Arthur gave a sigh of relief. He felt like a man who has just come scatheless through some horrible crisis, and once more knows the sweet sensation of safety. What a load the old man’s words had lifted from his mind? In his active imagination he had pictured all sorts of evils which might have happened to Angela during his year of absence. Lovers are always prone to such imaginings, and not altogether without reason, for there would seem to be a special power of evil that devotes itself to the derangement of their affairs, and the ingenious disappointment of their hopes. But now the vague dread was gone, Angela was not spirited away or dead, and to know her alive was to know her faithful.
As they drove along, the old ostler continued to volunteer various scraps of information which fell upon his ears unheeded, till presently his attention was caught by the name Caresfoot.
“What about him?” he asked, quickly.
“He be a-dying, they do say.”
“Which of them?”
“Why, the red-haired one, him as lives up at the Hall yonder.”
“Poor fellow,” said Arthur, feeling quite fond of George in his happiness.
They had by this time reached the inn, where he had some supper, for old Sam’s good news had brought back his appetite, which of late had not been quite up to par, and then went straight to his room that faced towards the Abbey House. It was, he noticed, the same in which he had slept the year before, and looking at the bed he remembered his dream, and smiled as he thought that the wood was passed, and before him lay nothing but the flowery meadows. Mildred Carr, too, crossed his mind, but of her he did not think much, not that he was by any means heartless — indeed, what had happened had pained him acutely, the more so because his own conscience told him he had been a fool. He was very sorry, but, love being here below one of the most selfish of the passions, he had not time to be sorry just then.
For just on the horizon he could distinguish a dense mass which was the trees surrounding the Abbey House, and between the trees there glimmered a faint light which might proceed from some rising star, or from Angela’s window. He preferred to believe it was the latter. The propinquity made him very happy. What was she doing? he wondered — sitting by her window and thinking of him! He would ask her on the morrow.
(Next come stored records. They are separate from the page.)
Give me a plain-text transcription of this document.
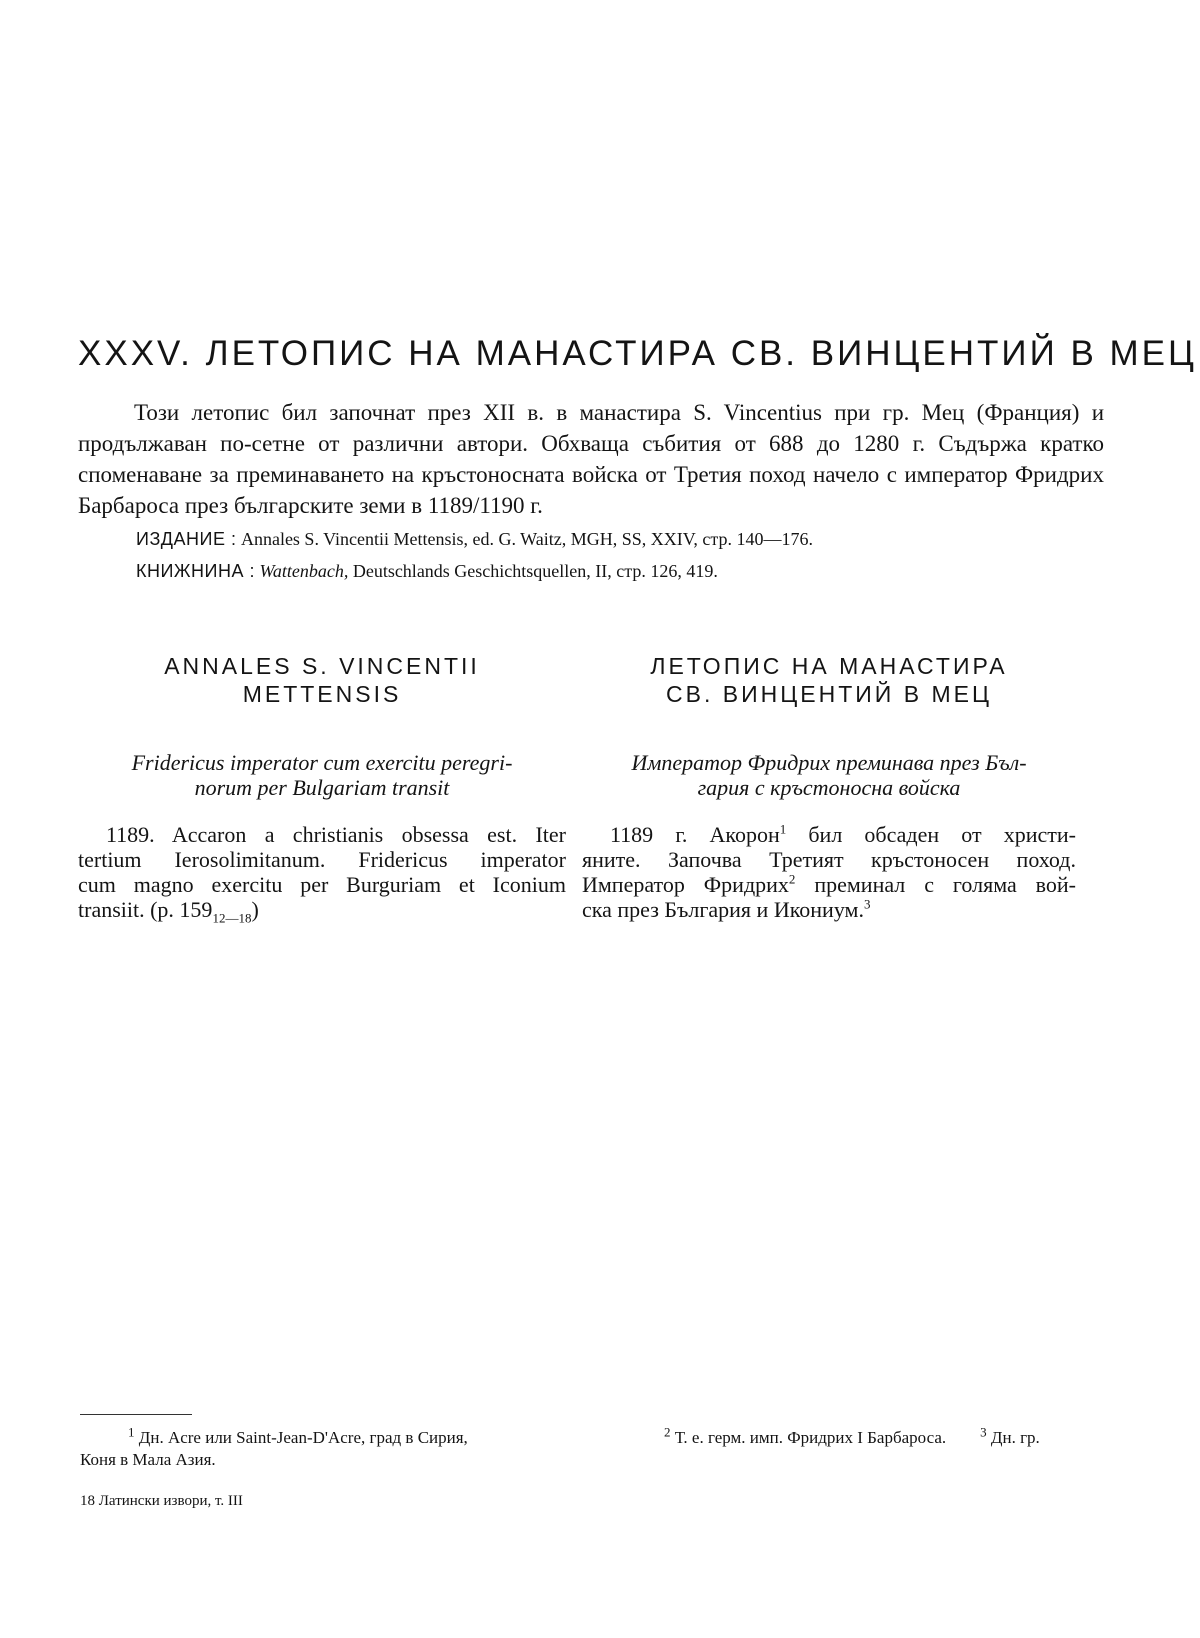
XXXV. ЛЕТОПИС НА МАНАСТИРА СВ. ВИНЦЕНТИЙ В МЕЦ

Този летопис бил започнат през XII в. в манастира S. Vincentius при гр. Мец (Франция) и продължаван по-сетне от различни автори. Обхваща събития от 688 до 1280 г. Съдържа кратко споменаване за преминаването на кръстоносната войска от Третия поход начело с император Фридрих Барбароса през българските земи в 1189/1190 г.

ИЗДАНИЕ : Annales S. Vincentii Mettensis, ed. G. Waitz, MGH, SS, XXIV, стр. 140—176.

КНИЖНИНА : Wattenbach, Deutschlands Geschichtsquellen, II, стр. 126, 419.

ANNALES S. VINCENTII
METTENSIS

Fridericus imperator cum exercitu peregri-
norum per Bulgariam transit

1189. Accaron a christianis obsessa est. Iter
tertium Ierosolimitanum. Fridericus imperator
cum magno exercitu per Burguriam et Iconium
transiit. (p. $159_{12—18}$)

ЛЕТОПИС НА МАНАСТИРА
СВ. ВИНЦЕНТИЙ В МЕЦ

Император Фридрих преминава през Бъл-
гария с кръстоносна войска

1189 г. Акорон$^1$ бил обсаден от христи-
яните. Започва Третият кръстоносен поход.
Император Фридрих$^2$ преминал с голяма вой-
ска през България и Икониум.$^3$

$^1$ Дн. Acre или Saint-Jean-D'Acre, град в Сирия,	$^2$ Т. е. герм. имп. Фридрих I Барбароса.	$^3$ Дн. гр.
Коня в Мала Азия.

18 Латински извори, т. III
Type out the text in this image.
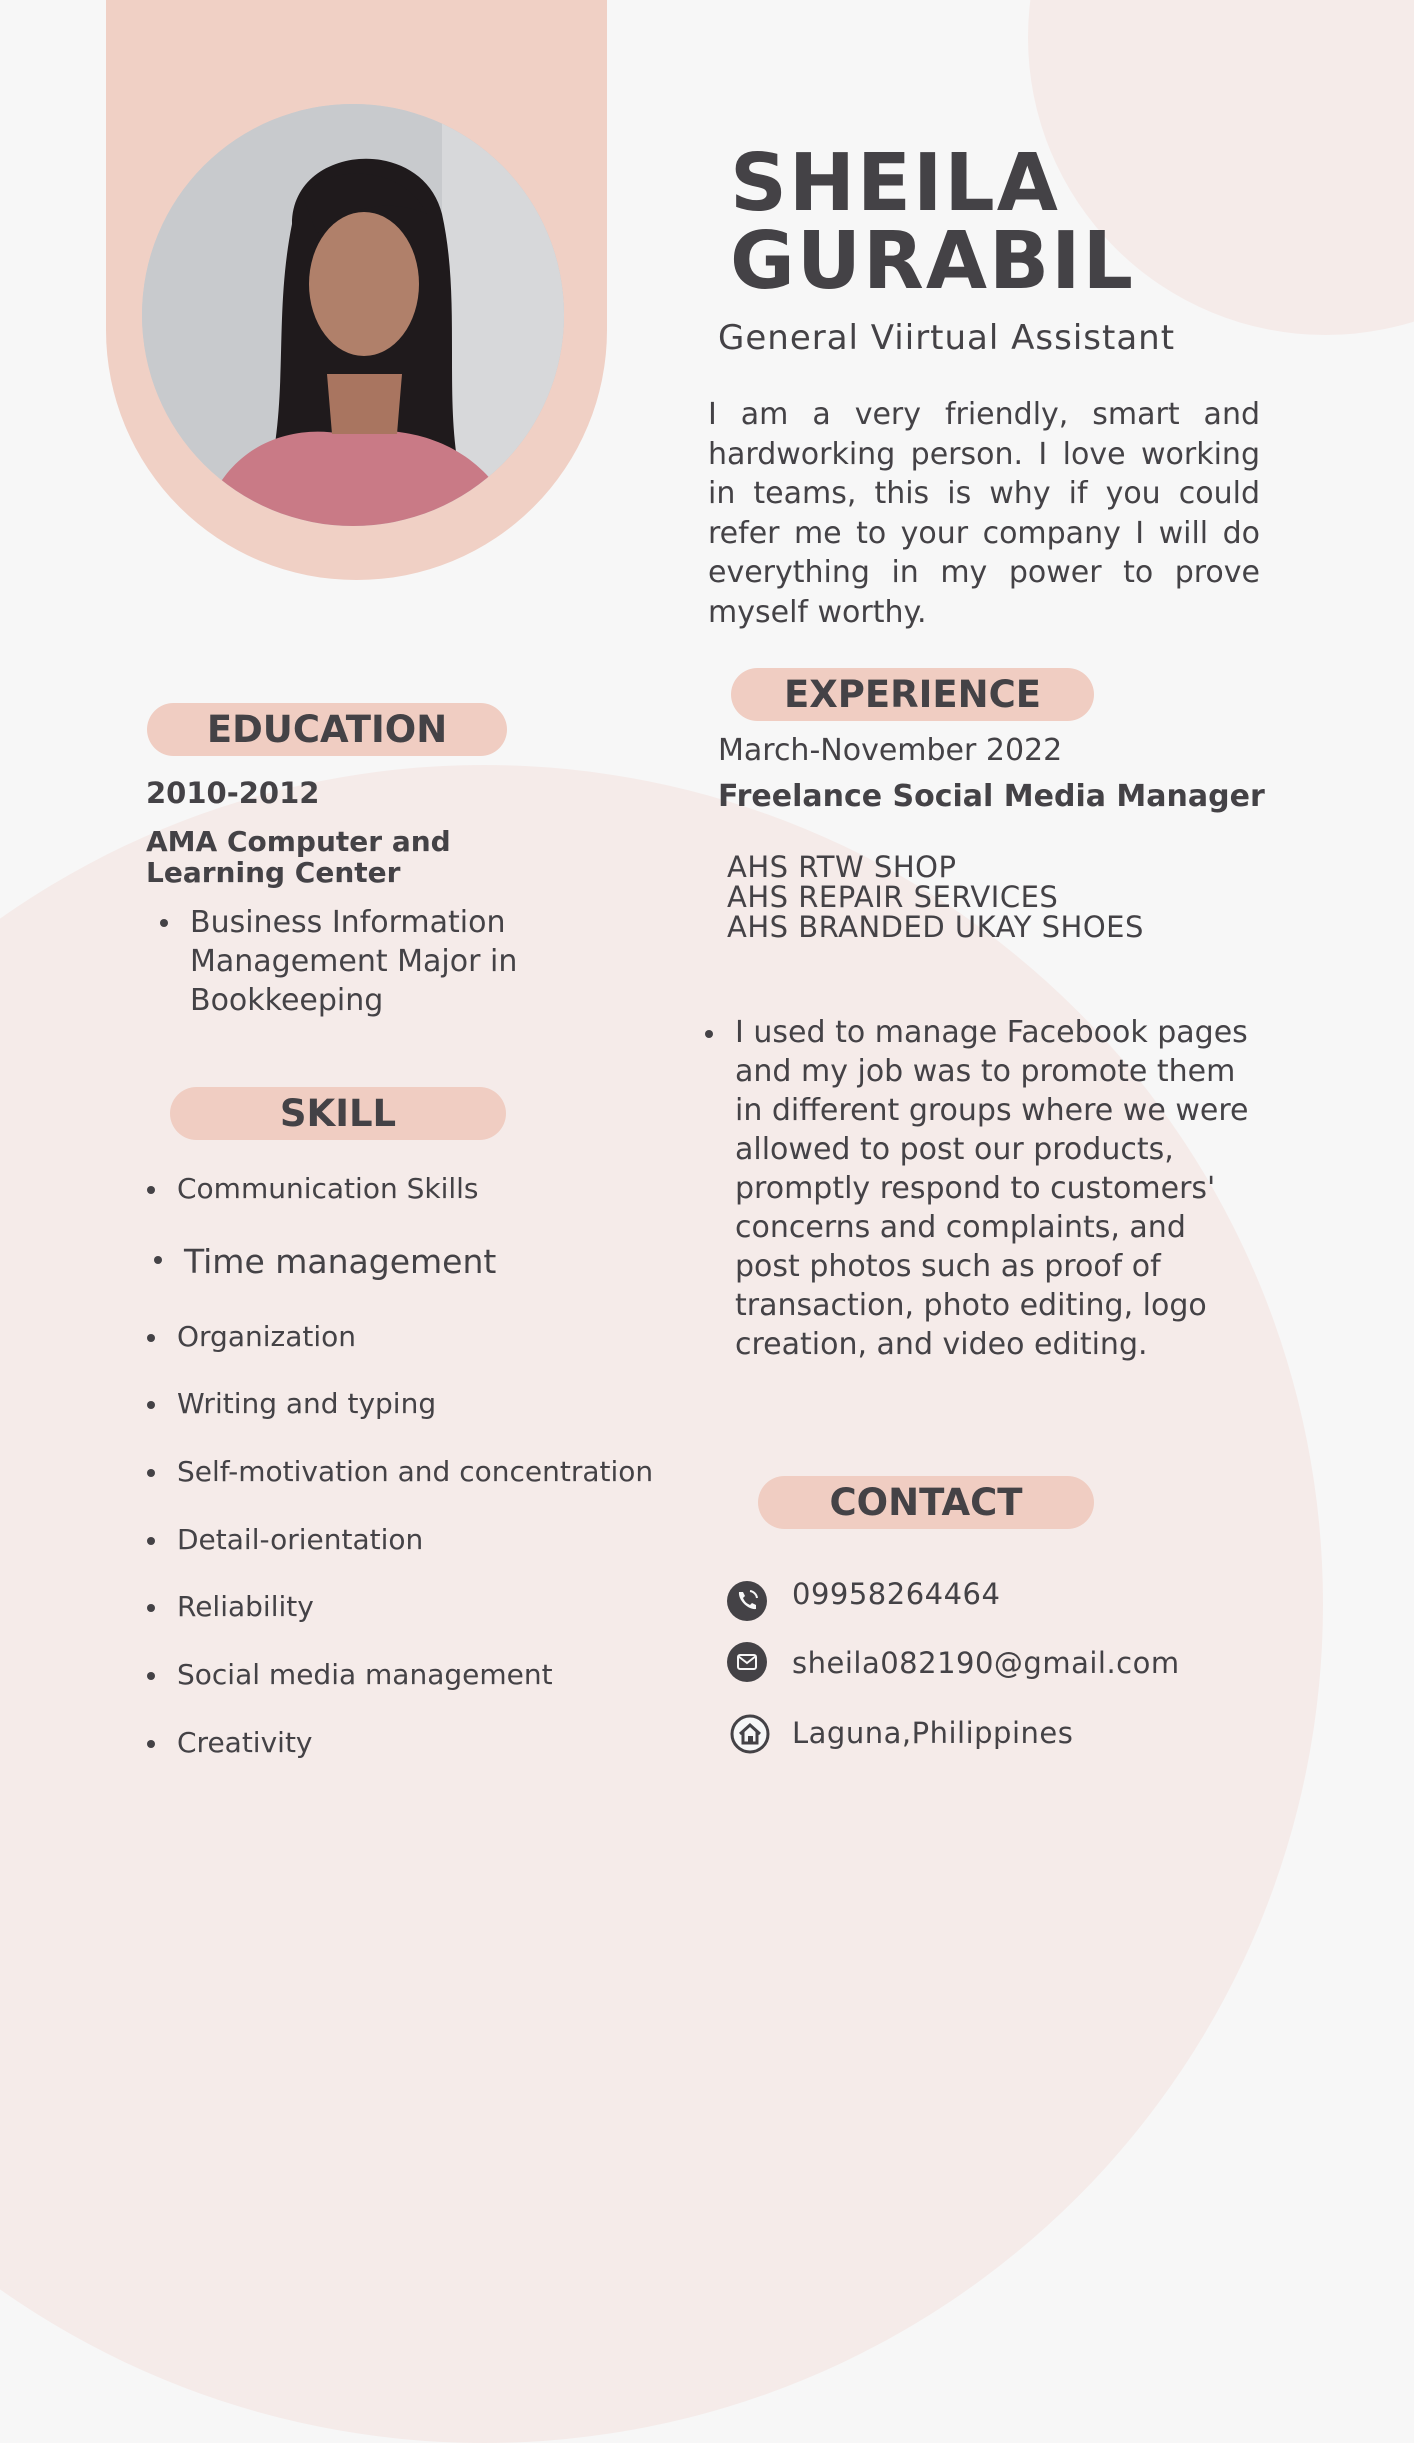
SHEILA
GURABIL
General Viirtual Assistant
I am a very friendly, smart and hardworking person. I love working in teams, this is why if you could refer me to your company I will do everything in my power to prove myself worthy.
EDUCATION
2010-2012
AMA Computer and Learning Center
Business Information Management Major in Bookkeeping
SKILL
Communication Skills
Time management
Organization
Writing and typing
Self-motivation and concentration
Detail-orientation
Reliability
Social media management
Creativity
EXPERIENCE
March-November 2022
Freelance Social Media Manager
AHS RTW SHOP
AHS REPAIR SERVICES
AHS BRANDED UKAY SHOES
I used to manage Facebook pages and my job was to promote them in different groups where we were allowed to post our products, promptly respond to customers' concerns and complaints, and post photos such as proof of transaction, photo editing, logo creation, and video editing.
CONTACT
09958264464
sheila082190@gmail.com
Laguna,Philippines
It was worth while going through that year of separation in order to taste the joy of meeting. It seemed like a dream to think that within six-and-thirty hours he would probably be Angela’s husband, and how nobody in the world would be able to take her away from him. He stretched out his arms towards her.
“My darling, my darling,” he cried aloud into the still night. “My darling, my darling,” the echo answered sadly.